Christian Science Monitor Examines Brazil’s Plan to Share HIV/AIDS Knowledge With Other Portuguese-Speaking Nations
The Christian Science Monitor today profiles Brazil's plan to share its knowledge of HIV/AIDS programs and funding with other Portuguese-speaking nations (Downie, Christian Science Monitor, 8/8). The group, known as the Community of Portuguese-Language Countries, will seek $30 million from the Global Fund to Fight AIDS, Tuberculosis and Malaria to facilitate the exchange of pharmaceutical technology, treatment advice and prevention campaign strategies from Brazil to its members, including Portugal, Cape Verde, Guinea-Bisseau, Sao Tome and Principe, Mozambique, Angola and East Timor (Kaiser Daily HIV/AIDS Report, 8/2). Brazil's national HIV/AIDS strategy provides antiretroviral drugs free of charge to all HIV-positive individuals. The free provision of the drugs is made possible by a "controversial" Brazilian law that allows the government to produce generic copies of patented AIDS drugs. Officials say that Brazil spends approximately $2,100 per patient per year on AIDS drugs, less than one-fifth of the cost of a year's worth of treatment in the United States. Providing the drugs has also saved the Brazilian government approximately $1.1 billion in hospital and other related health costs since the program's inception in 1997.

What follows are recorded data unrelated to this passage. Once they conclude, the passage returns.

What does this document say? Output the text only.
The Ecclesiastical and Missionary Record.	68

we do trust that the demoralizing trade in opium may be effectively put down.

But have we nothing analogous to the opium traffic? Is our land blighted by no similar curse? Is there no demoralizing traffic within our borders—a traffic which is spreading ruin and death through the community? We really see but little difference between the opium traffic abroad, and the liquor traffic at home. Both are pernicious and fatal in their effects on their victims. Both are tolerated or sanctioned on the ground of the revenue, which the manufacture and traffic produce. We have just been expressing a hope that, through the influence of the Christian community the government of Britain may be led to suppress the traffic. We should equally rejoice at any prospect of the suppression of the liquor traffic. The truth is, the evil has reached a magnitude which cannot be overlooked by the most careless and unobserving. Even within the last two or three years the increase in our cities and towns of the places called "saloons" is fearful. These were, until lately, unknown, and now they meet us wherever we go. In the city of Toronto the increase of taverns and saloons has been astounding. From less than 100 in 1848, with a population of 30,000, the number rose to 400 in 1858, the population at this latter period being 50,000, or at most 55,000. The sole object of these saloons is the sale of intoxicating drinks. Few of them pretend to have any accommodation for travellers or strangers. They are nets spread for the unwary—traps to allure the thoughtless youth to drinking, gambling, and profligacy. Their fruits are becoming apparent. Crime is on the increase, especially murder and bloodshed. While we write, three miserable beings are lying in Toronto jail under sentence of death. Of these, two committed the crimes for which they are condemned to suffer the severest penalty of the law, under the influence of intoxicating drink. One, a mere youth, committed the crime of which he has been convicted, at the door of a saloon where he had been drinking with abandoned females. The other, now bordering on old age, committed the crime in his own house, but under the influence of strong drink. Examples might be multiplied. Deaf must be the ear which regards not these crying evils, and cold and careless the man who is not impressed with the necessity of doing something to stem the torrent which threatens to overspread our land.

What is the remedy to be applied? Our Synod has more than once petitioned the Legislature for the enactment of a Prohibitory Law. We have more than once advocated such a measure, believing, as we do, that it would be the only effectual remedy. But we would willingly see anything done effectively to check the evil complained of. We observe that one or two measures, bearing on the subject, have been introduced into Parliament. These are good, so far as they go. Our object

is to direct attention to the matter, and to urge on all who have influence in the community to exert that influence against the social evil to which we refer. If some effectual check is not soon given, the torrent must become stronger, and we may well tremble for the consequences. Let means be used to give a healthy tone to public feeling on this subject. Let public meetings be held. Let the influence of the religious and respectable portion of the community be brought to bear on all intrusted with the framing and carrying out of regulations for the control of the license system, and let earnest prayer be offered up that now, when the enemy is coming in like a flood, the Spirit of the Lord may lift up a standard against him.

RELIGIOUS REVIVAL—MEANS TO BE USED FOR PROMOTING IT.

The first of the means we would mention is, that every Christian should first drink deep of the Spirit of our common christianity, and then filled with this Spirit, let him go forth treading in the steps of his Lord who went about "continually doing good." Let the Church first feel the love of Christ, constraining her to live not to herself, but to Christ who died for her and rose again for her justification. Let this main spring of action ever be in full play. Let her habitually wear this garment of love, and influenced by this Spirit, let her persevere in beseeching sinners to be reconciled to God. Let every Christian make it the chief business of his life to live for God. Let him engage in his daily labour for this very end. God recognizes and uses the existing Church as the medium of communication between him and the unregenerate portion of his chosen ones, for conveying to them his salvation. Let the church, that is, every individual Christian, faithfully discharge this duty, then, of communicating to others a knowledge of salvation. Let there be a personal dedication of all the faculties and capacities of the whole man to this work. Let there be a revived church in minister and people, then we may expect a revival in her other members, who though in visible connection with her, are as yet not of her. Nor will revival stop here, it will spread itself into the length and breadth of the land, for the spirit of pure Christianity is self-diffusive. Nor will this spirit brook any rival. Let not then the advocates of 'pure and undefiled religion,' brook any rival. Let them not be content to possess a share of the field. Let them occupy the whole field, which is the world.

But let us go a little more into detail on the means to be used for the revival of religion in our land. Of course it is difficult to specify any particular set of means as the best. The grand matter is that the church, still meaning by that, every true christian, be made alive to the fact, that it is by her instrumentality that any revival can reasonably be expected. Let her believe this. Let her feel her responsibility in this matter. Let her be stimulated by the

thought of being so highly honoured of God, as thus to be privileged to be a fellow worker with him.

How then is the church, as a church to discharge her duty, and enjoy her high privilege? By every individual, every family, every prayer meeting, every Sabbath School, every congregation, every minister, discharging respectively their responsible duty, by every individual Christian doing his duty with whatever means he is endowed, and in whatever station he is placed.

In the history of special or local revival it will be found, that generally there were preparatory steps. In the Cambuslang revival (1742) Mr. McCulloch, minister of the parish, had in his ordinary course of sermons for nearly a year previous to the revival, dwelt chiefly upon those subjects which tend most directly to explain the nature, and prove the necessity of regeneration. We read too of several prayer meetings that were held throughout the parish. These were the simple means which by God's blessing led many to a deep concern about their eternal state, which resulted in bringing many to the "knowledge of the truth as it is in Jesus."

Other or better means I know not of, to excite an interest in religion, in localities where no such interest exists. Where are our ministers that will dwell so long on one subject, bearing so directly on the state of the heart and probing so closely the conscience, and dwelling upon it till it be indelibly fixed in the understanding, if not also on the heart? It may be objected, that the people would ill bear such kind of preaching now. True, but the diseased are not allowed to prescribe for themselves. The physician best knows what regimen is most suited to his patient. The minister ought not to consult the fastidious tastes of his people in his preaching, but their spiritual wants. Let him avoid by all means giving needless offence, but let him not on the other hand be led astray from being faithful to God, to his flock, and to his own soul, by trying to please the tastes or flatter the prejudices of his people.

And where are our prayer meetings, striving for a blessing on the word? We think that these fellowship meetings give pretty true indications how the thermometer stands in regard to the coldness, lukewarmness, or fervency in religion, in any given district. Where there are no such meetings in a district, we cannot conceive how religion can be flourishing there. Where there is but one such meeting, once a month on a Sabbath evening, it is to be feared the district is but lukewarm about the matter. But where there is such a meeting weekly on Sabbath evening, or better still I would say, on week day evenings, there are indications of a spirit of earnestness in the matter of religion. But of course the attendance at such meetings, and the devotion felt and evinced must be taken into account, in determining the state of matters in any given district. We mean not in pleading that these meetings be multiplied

Activists Want Greater Action
Some AIDS activists, however, say that Brazil should be doing more for neighboring countries in South America and the Caribbean. "As the leader in the fight against AIDS in the region, Brazil should make major and more efforts. Specifically, Brazil should assist those countries in the region that are making efforts but do not find ways to start, be it for lack of political will or economic problems," Renate Koch, executive director of the Venezuelan non-governmental organization Citizens Action Against AIDS, said. Koch said that Brazil should either sell its generic AIDS drugs at cost or donate supplies to the Latin American nations hardest hit by the disease. Dr. Paulo Teixeira, head of Brazil's program on HIV/AIDS and other sexually transmitted diseases, said that under a separate program, Brazil planned to pledge $1 million in assistance to other countries to help them treat people with HIV/AIDS. But he stated that Brazil "can't continue to pursue such approaches in the long term," because doubling Brazil's production of the medicines would "drai[n]" the country's resources while supplying drugs for only a "handful" of the world's HIV-positive population. He said that the main objective of Brazil's plan to share its knowledge with other nations is to give those countries "first-hand evidence they can use when seeking funding" for future HIV/AIDS programs. "It is much more concrete going to a donor and saying we have a project here in our country that gave us these results, and I now want the funding to increase it and develop it," Teixeira said (Christian Science Monitor, 8/8).